18-year-low prices for LNG piquing interest in new parts of the world

LNG prices have suffered a fate similar to oil, with most contracts linked to the price of crude oil now worth substantially less than they were two years ago. This, along with faltering demand in Asia, has called into question the economics of many major LNG projects, but there is a silver lining: 18-year-low prices are attracting new customers.

Speaking at an industry conference in Perth, market insiders said current low prices are luring new importers and will encourage substitution, reports CNBC.

South Africa and South America, for instance, are looking at importing LNG to help alleviate energy shortages, said Graeme Buthune, CEO of consulting firm EnergyQuest.
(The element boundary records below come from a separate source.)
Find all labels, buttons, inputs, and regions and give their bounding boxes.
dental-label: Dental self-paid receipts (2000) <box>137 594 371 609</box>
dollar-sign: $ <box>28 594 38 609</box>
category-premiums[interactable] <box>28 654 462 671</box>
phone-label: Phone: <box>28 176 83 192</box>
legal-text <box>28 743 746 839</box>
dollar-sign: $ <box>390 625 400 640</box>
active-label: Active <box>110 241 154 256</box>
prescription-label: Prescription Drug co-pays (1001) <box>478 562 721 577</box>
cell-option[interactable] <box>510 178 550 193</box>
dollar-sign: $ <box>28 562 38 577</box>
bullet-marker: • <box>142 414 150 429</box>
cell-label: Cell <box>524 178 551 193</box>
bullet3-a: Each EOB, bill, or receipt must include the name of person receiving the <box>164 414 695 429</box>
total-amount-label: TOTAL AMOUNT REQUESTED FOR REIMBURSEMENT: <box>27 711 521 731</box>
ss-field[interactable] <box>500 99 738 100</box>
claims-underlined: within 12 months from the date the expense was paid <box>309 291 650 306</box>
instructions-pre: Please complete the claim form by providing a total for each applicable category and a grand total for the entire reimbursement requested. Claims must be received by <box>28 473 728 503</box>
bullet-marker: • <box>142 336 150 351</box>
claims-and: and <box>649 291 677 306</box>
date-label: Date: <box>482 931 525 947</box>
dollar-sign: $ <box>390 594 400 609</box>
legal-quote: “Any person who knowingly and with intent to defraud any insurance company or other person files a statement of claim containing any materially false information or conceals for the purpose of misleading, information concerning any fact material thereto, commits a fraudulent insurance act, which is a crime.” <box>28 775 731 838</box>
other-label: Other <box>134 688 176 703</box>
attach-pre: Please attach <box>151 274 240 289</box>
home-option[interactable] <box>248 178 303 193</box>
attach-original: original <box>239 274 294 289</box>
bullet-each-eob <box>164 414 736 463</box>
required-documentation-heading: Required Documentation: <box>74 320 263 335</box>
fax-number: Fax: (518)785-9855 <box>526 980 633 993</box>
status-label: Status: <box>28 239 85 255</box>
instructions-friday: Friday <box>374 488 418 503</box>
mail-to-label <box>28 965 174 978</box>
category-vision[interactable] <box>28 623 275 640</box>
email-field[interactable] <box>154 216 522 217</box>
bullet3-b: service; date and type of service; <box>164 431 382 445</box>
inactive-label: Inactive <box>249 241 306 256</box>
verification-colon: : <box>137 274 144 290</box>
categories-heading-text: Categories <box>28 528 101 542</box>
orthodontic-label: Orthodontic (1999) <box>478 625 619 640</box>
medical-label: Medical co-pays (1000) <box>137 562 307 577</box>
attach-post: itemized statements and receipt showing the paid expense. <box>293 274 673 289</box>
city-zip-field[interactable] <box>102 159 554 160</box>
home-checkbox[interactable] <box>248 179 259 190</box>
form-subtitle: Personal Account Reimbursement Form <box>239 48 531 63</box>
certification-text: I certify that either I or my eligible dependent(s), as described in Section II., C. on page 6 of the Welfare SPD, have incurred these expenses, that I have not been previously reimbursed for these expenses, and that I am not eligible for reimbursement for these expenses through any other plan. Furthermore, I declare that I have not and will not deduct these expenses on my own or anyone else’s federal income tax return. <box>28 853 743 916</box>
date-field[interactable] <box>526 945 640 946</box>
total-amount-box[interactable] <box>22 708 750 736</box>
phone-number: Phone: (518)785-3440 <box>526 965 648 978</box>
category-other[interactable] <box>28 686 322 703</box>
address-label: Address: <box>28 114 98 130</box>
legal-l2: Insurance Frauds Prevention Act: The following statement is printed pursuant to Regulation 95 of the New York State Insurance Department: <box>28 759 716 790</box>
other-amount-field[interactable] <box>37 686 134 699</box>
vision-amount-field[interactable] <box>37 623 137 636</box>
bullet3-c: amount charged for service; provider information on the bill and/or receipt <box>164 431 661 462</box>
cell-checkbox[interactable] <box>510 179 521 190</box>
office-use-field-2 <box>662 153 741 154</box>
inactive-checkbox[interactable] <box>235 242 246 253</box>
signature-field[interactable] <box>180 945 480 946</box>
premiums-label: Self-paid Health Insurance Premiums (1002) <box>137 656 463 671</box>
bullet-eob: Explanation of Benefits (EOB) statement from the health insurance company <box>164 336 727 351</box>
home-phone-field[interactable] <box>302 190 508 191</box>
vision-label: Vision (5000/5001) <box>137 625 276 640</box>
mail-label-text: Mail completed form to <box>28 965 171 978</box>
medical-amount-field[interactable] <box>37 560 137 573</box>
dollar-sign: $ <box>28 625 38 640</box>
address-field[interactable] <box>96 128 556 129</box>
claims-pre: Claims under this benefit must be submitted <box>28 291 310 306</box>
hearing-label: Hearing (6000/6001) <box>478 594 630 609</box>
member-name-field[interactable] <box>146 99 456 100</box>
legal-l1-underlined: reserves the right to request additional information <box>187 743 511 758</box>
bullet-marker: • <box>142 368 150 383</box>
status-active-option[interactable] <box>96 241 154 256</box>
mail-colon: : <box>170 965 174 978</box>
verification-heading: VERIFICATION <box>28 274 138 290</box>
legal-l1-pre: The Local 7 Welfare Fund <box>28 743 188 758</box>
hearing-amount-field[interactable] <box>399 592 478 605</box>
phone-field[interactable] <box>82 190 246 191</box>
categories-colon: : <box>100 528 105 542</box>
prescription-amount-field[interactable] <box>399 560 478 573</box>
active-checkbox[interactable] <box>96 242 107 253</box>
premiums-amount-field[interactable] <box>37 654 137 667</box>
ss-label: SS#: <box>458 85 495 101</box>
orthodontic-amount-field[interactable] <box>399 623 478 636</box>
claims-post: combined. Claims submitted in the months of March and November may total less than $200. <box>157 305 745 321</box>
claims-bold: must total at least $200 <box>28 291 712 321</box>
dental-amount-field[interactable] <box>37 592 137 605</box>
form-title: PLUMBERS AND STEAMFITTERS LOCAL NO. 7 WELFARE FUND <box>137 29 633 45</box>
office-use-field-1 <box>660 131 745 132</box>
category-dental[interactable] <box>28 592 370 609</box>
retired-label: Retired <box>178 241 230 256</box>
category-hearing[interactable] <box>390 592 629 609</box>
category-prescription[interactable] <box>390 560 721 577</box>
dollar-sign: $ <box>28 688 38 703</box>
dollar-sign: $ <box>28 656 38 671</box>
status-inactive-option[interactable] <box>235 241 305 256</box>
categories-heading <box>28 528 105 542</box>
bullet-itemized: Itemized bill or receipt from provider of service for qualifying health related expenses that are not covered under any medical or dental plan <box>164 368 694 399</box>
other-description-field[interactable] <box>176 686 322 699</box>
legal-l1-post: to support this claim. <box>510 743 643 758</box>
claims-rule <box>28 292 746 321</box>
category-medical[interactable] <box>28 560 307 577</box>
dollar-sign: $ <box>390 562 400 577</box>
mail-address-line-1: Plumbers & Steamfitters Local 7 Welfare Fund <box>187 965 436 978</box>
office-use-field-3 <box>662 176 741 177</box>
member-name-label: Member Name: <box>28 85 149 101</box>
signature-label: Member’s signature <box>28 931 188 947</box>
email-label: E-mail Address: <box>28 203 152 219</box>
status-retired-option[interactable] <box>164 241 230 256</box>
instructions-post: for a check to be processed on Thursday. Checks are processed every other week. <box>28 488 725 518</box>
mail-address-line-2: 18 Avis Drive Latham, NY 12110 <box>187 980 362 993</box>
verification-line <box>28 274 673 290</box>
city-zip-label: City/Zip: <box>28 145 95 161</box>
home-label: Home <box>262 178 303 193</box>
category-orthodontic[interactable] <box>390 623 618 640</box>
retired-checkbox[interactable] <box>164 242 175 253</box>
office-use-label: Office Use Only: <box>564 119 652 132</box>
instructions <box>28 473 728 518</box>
“Cleaner and greener is part of it; lower prices are part of it. The other important part of it is also energy security,” he added.

“We are seeing countries with a long…tradition in consuming and producing coal moving to natural gas,” said the chairman of the French Gas Association, Jerome Ferrier, at the same event.

LNG set to play an increasingly important role in North America

In its 2016 Energy Outlook – Focus on North America, BP (ticker: BP) said natural gas will become the main source of power generation over the next 20 years. Fossil fuels will decline in terms of overall use, making up an expected 78% of the energy mix by 2035, but natural gas will overtake oil as the leading fuel source around 2023.

“In North America, natural gas (and renewables) [sic] displace coal in power generation,” said BP in the report. “The share of gas in power generation reaches 36% by 2035, compared to 22% today. Gas in industry has a 46% market share by 2035. Gas in transport reaches a 4% market share by 2035.”

BP North American LNG

The increased use of natural gas will also make LNG increasingly important the company said in the outlook. LNG will allow the U.S. to become a net exporter of natural gas by the end of the decade.

North America as a whole is expected to export nearly 18 Bcf/d by 2035. North America’s share of global LNG exports will peak around 2030 based on BP’s forecast at nearly 30%. North American LNG exports will still account for a quarter of global LNG trade by 2035 as markets in Asia and Europe continue to look for more sources to meet their energy demand.